Calcium formate could be used to remove environmentally harmful (see acid rain) sulfur oxides (SO_{X}) from fossil fuel exhausts of e.g. power plants. Calcium formate is added to wet calcium carbonate to promote the formation of gypsum when exhaust is run through it, which binds sulfur oxides and thus reduces their release to the environment. This process is called wet flue gas desulfurization (WFGS). Calcium formate seems to be more effective than or almost equally as effective as some other industrially used WFGS agents.

==Production==
Calcium formate is formed as a co-product during trimethylolpropane production. Hydrated lime (calcium hydroxide) is used as the source of calcium. Butyraldehyde and formaldehyde react in a water solution in the presence of a basic catalyst, forming an unstable intermediate product, dimethylol butyraldehyde (DIMBA). DIMBA reacts further with formaldehyde to give trimethylolpropane and calcium formate. Calcium formate is separated from the solution, heat treated to remove formaldehyde and then dried.
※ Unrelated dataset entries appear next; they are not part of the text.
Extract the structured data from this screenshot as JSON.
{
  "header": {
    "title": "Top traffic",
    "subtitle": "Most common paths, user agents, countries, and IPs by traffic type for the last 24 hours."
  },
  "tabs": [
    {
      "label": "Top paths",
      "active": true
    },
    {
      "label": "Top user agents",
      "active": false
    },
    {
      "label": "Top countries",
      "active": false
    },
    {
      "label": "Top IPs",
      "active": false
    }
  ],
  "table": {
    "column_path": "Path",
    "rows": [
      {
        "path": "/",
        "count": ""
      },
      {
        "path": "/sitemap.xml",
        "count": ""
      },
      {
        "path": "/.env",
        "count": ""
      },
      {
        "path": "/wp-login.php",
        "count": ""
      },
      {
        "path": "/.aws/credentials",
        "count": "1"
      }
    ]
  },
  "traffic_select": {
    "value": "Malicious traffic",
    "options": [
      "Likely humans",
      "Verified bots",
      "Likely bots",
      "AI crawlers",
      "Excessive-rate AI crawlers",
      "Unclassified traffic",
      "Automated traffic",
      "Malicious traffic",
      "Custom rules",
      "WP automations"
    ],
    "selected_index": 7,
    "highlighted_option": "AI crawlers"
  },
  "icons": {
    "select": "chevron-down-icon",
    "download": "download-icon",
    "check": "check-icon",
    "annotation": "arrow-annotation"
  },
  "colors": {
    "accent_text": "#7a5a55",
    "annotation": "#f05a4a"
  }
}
Calcium formate can also be made from calcium hydroxide and carbon monoxide at high pressure and temperature – e.g., at 180 °C and 35 atm. It may also be made from calcium chloride and formic acid.

==Safety==
Pure calcium formate powder irritates eyes severely, but causes no skin irritation. Powder inhalation can be dangerous. The compound has a stinging taste. Ingesting liquids with high calcium formate concentrations cause severe gastrointestinal lesions.